Today was our doctors appointment, and I tell you this was a roller coaster in itself.
So it played out like this, there was no real reason as to why the last one failed, I responded fine to the drugs etc, but the doc wasn't so impressed with the number of eggs that were mature, so this brought him to the conclusion that things will be done a wee bit differently this cycle. Basically If I though I had everything thrown at me before, well I was wrong, this time he will throw everything he possibly can at me and more to get this to work.
We are going for a much longer cycle this time, when my period arrives (appx 17th April) I am to ring the clinic as normal and that is my day 1, I am then to start birth control pills, you may be thinking "huh" aren't you trying to get pregnant, not make it harder, but in fact being on the pill for about 2-3 weeks will basically put my ovaries to sleep and then when I start the first drug it wakes them up with a hard jolt, in a nutshell that's why. Jesus, I haven't been on the pill for like a million years, I'll feel like a born again teenager. So I stay on the pill till I'm told otherwise then I start a new drug, one I didn't have with my previous IVF, its called Bruseline. I will be on this for a few weeks every morning, then I introduce Puregon at night, which I did have last cycle. I continue to take both drugs every day till the trigger injection to release my eggs, now this time i am getting a double dose of the Ovidrel trigger injection, so that's quite full on! apparently giving me a double dose will mature the eggs even more, which is what I seem to need.Then away we go with egg collection, then Embryo transfer as per last cycle.
It all sounds quite a bit more complicated and full on than last cycle (if that's humanly possible), but I am pleased that the doc is recognising that it failed and something new needs to be done. So that's the physical side of it, now the emotional, well oh dear!
My gardener guy has unfortunately lost all hope in the whole procedure, in anything really. He is quite negative at the moment, and I know he wont be like this when we start, but that's where he is at the moment. He aired this to the doctor, saying he has no faith in this working and that he was struggling to feel like any of it is even going to ever work. All these emotions and feeling's are very normal and the doctor tried to explain to us that men and woman are wired very differently and when it comes to something so hard, it does become hard to understand how each other is feeling. I think the doctor does all he can to help and he is very good and makes me feel better. There was even a wee pat on the back from the doctor to my husband and a 'hang in there', I think he appreciates how much of a struggle this is becoming, It's harder for us than alot of couples that go straight to IVF and have a success after maybe 2 or 3 goes, and as the doctor said, we have already had 3 IUI fails and 1 IVF fail, so it's bound to take it's toll on us, this is why he strongly recommended some counselling for us, as a way to understand each other and get through this in one piece. We also discussed the acupuncture and that's good to carry on with, he advised me to quit the Chinese herbs, he wasn't really a fan and I cant continue these during IVF anyhow so ill stop those. He also told us not to worry about eating organic chicken and that mostly it probably didn't matter, this left me feeling, "well now what am I too believe, we keep getting told different things", but the doctor brought up a very good point, ' you will get told and given advice from lots of different sources, and I understand you are trying anything, as you will give anything a go, If I told you to stand on your head every day for 10minutes you would if it helped' which is so true, we just keep doing whatever anyone tells us, and we need to just stop torturing ourselves and just do what feels right for us and makes us feel better.
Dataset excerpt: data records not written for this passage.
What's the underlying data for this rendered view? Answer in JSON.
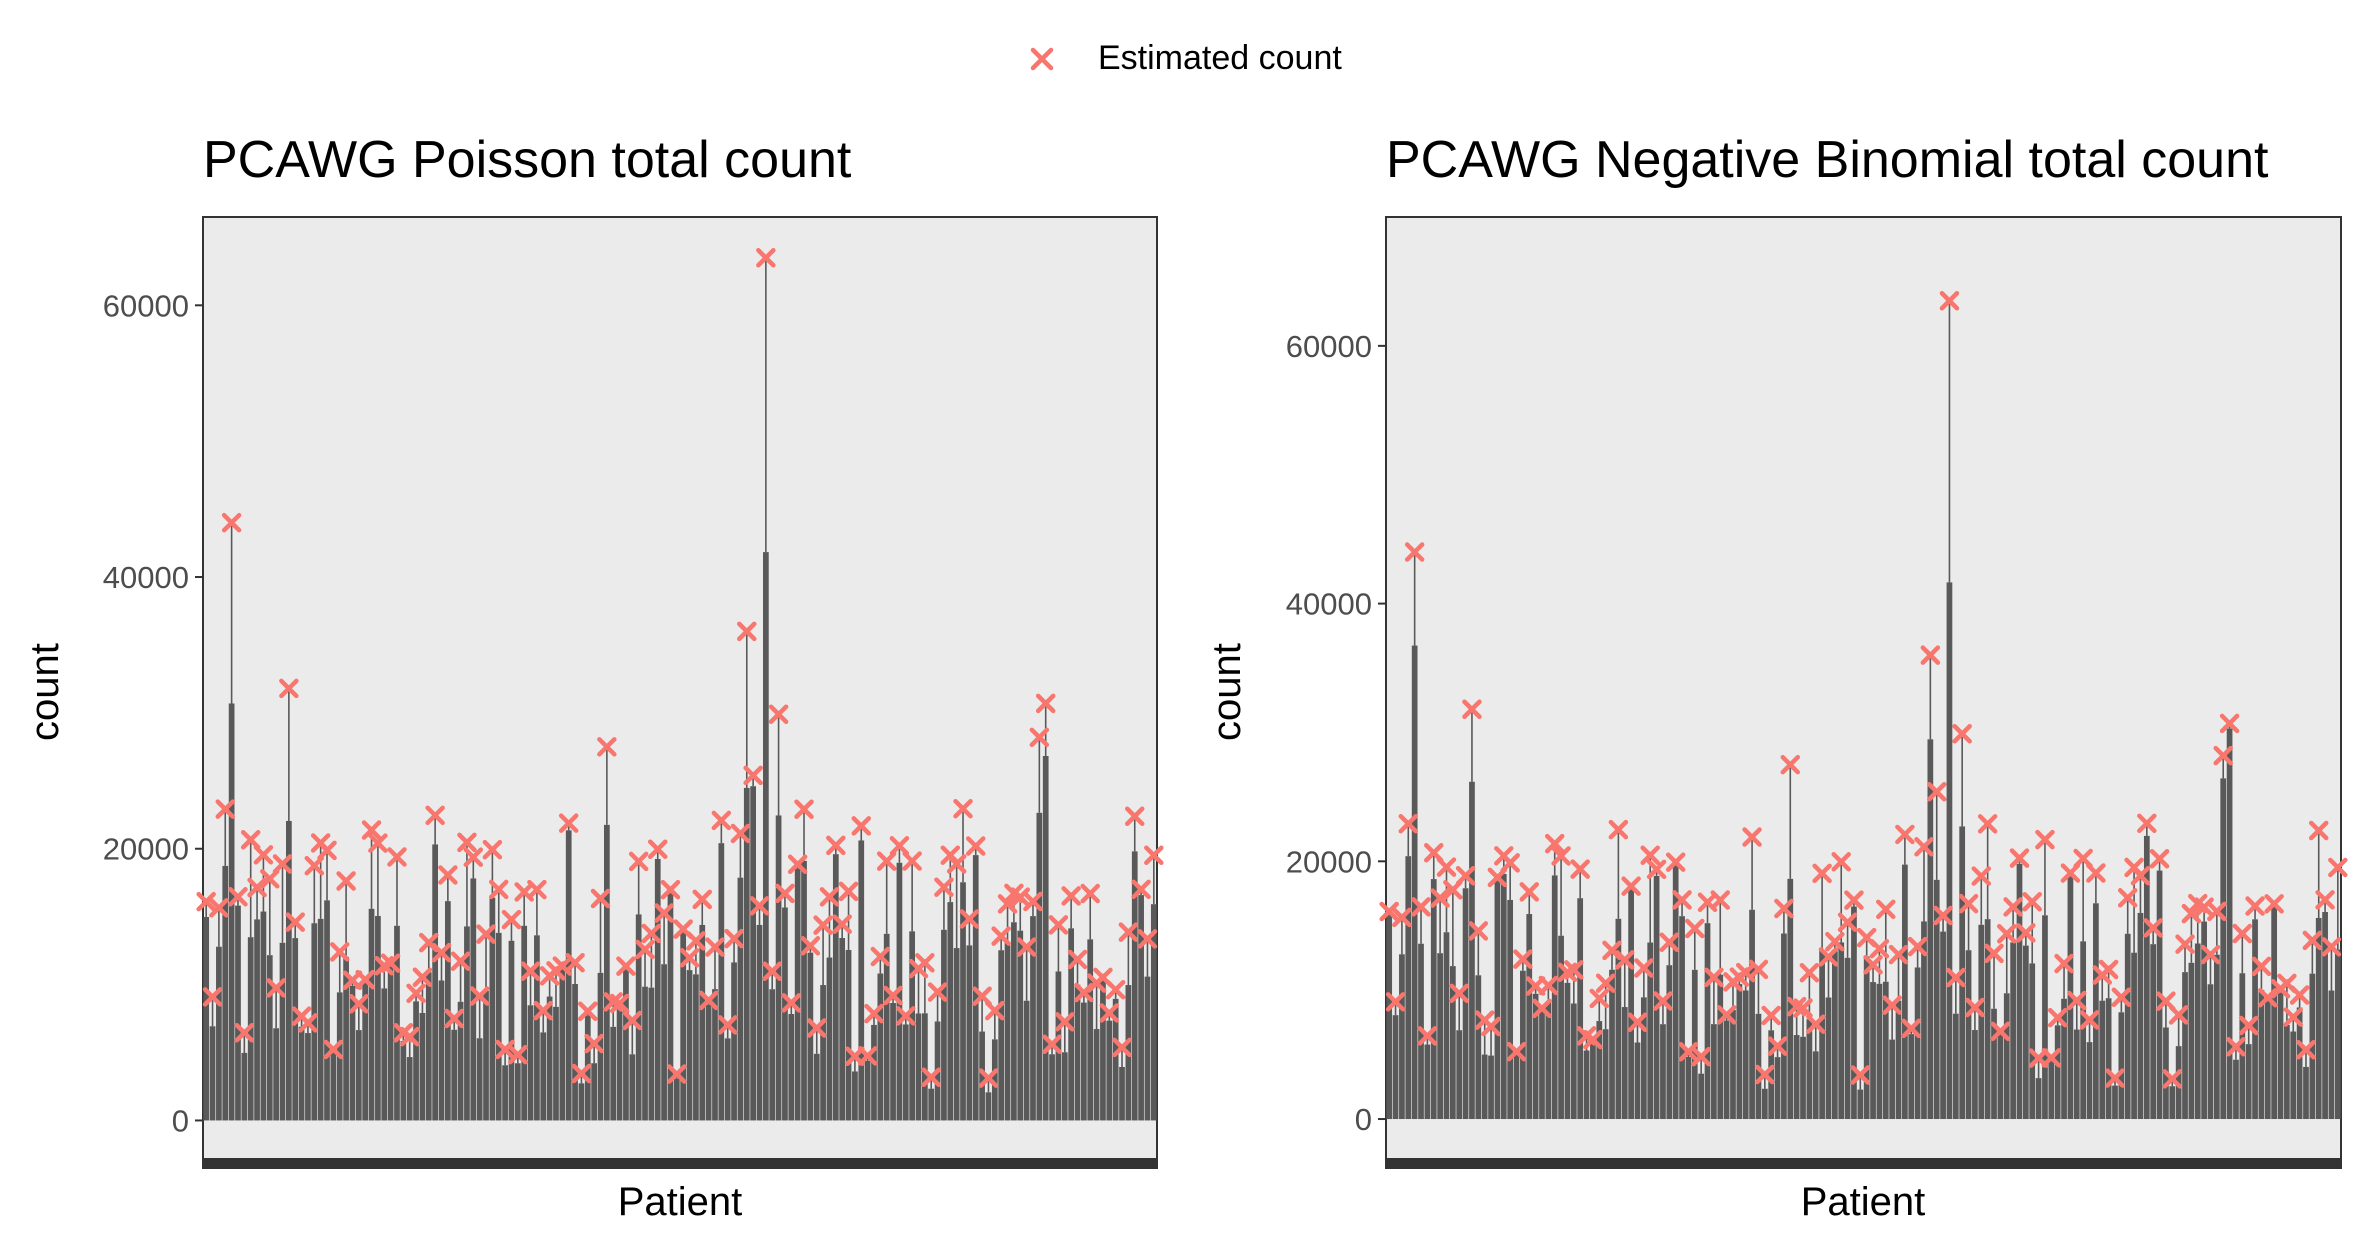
{
  "legend": {
    "label": "Estimated count",
    "marker_color": "#F8766D",
    "placement": "top-center"
  },
  "chart_data": [
    {
      "type": "bar",
      "title": "PCAWG Poisson total count",
      "xlabel": "Patient",
      "ylabel": "count",
      "ylim": [
        -3500,
        66500
      ],
      "yticks": [
        0,
        20000,
        40000,
        60000
      ],
      "x_tick_labels": "none",
      "bar_color": "#595959",
      "panel_background": "#EBEBEB",
      "grid": false,
      "highlights": [
        {
          "patient": 4,
          "count": 44000
        },
        {
          "patient": 13,
          "count": 31800
        },
        {
          "patient": 63,
          "count": 27500
        },
        {
          "patient": 85,
          "count": 36000
        },
        {
          "patient": 86,
          "count": 25400
        },
        {
          "patient": 88,
          "count": 63500
        },
        {
          "patient": 90,
          "count": 29900
        },
        {
          "patient": 131,
          "count": 28200
        },
        {
          "patient": 132,
          "count": 30700
        }
      ],
      "series": [
        {
          "name": "Estimated count",
          "marker": "x",
          "color": "#F8766D",
          "n_patients": 150
        }
      ]
    },
    {
      "type": "bar",
      "title": "PCAWG Negative Binomial total count",
      "xlabel": "Patient",
      "ylabel": "count",
      "ylim": [
        -3800,
        70000
      ],
      "yticks": [
        0,
        20000,
        40000,
        60000
      ],
      "x_tick_labels": "none",
      "bar_color": "#595959",
      "panel_background": "#EBEBEB",
      "grid": false,
      "highlights": [
        {
          "patient": 4,
          "count": 44000
        },
        {
          "patient": 13,
          "count": 31800
        },
        {
          "patient": 63,
          "count": 27500
        },
        {
          "patient": 85,
          "count": 36000
        },
        {
          "patient": 86,
          "count": 25400
        },
        {
          "patient": 88,
          "count": 63500
        },
        {
          "patient": 90,
          "count": 29900
        },
        {
          "patient": 131,
          "count": 28200
        },
        {
          "patient": 132,
          "count": 30700
        }
      ],
      "series": [
        {
          "name": "Estimated count",
          "marker": "x",
          "color": "#F8766D",
          "n_patients": 150
        }
      ]
    }
  ]
}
We then went to see our nurse and signed our consent forms again (once again I do not consent to gardener guy using our embryo's if I die and he meets gardener lady, no thanks!), again we had another chat to her about how we are feeling and all the emotional stress, and she is just great, we both really like her alot, she understands where we are both coming from, she also made a very valid point that we were to try hard not to forget about each other and the relationship we have, as she has seen many couples come through the clinic and not end up coming out together, it takes its toll on even the strongest relationships and we don't want to lose sight of each other.
I know I can be a pain to him and to my friends who try so hard to help me and cheer me up, and I apologise for behaving mad, mean, aggressive, down and just shit. But for anyone out there, don't turn your back on me. I need you for this next round. And most of all, out of everyone, I need my husband, so to him, chin up we can get there, when you are feeling weak I will make you strong, when I am feeling weak you can make me strong, when we are both feeling weak we can lean on one another, don't give up, I think this one is it for us, this will work, be positive, be strong and know I love you.